In this very short video— two and half-minutes long— Rabbi Sacks talks about how information technology has made possible innovations in building religious communities. He talks about the birth of Judaism through the technology of the book, but the principles apply to all of us.
Here is a partial transcript of some of his thoughts on the value of the Internet for breaking through barriers that divide us.
I am constantly looking for ways in which we can break out of this straight-jacket that we have put ourselves in. We are all in these nonintersecting rooms....
This medium we are using right now, the web, ... YouTube... breaks through all the boundaries.
Every time we create a problem for ourselves the Almighty creates a solution. And right now he sent us the Internet.
Judaism began with a revolution in information technology.... the alphabet....
So the invention of the alphabet made possible the book which made possible the “people of the Book”.
I tend to look at every breakthrough in information technology as a sign from heaven telling us to communicate more widely.

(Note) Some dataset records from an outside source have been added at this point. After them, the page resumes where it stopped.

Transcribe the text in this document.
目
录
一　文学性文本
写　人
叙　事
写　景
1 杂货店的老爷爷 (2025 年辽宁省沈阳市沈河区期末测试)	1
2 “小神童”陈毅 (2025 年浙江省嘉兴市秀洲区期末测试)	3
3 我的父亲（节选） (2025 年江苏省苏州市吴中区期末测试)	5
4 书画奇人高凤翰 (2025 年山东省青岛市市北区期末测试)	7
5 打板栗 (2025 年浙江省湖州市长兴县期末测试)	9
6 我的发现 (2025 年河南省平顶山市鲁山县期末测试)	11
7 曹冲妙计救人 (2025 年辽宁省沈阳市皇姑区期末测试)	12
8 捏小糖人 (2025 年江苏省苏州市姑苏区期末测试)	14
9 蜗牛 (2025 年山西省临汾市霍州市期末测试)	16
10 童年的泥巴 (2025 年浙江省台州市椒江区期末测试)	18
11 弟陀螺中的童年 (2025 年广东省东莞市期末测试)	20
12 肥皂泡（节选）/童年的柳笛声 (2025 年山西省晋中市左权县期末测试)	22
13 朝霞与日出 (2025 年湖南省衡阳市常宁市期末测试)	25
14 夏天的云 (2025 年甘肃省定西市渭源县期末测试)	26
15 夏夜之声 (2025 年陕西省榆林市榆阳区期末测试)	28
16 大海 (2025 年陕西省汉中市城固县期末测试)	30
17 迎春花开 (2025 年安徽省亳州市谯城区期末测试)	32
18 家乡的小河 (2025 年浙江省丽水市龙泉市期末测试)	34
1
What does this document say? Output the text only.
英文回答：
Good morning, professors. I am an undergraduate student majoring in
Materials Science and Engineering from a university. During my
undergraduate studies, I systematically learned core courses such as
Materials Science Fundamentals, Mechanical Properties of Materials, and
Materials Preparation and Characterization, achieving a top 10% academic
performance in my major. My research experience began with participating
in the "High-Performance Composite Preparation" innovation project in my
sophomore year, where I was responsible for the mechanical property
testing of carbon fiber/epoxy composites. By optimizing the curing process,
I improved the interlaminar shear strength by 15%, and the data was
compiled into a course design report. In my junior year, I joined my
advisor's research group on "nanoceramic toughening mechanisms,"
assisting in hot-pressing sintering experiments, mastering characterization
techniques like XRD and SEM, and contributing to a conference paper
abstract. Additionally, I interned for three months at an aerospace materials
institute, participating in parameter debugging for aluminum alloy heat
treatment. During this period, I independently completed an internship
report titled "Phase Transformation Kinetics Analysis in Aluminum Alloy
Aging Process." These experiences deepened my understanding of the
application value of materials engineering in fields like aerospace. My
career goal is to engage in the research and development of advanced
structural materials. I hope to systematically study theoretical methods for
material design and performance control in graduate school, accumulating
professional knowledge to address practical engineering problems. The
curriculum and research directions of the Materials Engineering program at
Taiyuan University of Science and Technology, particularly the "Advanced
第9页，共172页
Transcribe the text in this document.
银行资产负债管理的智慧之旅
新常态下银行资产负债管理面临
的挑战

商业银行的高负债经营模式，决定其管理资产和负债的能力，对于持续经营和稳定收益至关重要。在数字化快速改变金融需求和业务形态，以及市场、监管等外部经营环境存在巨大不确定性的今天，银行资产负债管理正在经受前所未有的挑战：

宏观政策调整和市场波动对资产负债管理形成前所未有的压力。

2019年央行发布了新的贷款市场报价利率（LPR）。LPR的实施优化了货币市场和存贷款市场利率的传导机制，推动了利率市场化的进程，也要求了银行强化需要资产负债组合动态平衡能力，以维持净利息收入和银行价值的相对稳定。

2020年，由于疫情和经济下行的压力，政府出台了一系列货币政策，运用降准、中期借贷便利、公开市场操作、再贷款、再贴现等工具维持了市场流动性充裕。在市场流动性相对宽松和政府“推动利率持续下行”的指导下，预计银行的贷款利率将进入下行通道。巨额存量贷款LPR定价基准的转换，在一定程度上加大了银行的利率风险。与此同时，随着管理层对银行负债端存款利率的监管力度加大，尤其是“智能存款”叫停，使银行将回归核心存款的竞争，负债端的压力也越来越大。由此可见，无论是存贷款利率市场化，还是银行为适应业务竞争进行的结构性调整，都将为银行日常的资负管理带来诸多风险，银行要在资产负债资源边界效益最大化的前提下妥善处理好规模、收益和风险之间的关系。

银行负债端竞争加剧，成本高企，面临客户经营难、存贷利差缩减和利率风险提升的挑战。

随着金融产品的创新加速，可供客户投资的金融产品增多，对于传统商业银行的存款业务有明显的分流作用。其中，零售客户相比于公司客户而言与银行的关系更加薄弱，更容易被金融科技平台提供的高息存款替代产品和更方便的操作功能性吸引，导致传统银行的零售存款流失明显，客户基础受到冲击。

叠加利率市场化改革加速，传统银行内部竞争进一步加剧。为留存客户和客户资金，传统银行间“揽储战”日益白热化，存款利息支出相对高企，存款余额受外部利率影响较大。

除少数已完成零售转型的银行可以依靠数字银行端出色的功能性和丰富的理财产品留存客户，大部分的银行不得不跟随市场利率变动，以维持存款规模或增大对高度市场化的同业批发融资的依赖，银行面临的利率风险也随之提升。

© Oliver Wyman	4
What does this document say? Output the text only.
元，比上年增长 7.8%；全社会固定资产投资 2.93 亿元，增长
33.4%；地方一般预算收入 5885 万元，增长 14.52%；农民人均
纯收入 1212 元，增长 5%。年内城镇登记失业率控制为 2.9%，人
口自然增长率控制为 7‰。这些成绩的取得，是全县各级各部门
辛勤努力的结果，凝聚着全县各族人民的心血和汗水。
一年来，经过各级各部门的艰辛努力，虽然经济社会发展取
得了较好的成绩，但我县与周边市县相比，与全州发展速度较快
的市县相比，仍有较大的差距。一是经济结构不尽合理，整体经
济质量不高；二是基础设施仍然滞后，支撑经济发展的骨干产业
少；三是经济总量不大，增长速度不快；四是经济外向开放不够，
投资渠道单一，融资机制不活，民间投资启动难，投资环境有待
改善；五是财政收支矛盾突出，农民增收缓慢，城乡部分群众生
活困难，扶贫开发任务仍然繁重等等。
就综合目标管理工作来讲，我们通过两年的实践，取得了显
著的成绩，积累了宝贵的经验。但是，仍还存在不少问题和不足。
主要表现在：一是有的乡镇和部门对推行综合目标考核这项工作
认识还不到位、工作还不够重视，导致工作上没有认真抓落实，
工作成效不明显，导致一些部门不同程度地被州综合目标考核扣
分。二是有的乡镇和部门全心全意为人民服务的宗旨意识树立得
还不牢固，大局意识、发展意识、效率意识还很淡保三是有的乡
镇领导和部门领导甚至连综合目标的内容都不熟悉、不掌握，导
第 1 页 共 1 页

What does this mean for us?
In what ways does the Internet differ from earlier information technologies? One way is that it is more accessible and democratic than publishing and radio and television. Another way is that it can be interactive— it can be a two-way communication.
The Seventh-day Adventist movement began with the use of publishing technology. You can read more about it at the following link.
Publishing work was central to early Adventist Church
[James White] persuaded a local publisher to print 1,000 copies of the first issue of what is known today as “Adventist Review” magazine. White convinced the publisher that donations from Sabbatarian Adventists scattered across the U.S. Northeast would trickle in to cover the $64.50 printing costs. He was right.
“When God is behind something, what seems impossible is really only an opportunity for the Holy Spirit to work a miracle,” said Wilmar Hirle, current associate director for the world church’s Publishing Ministries.
Perhaps the Internet is the printing press of today. If we treat it as just a broadcast instrument, we are missing a big part of its potential. What barriers divide us today? How can we use the Internet more effectively to break down walls and build bridges. How can we be more connected?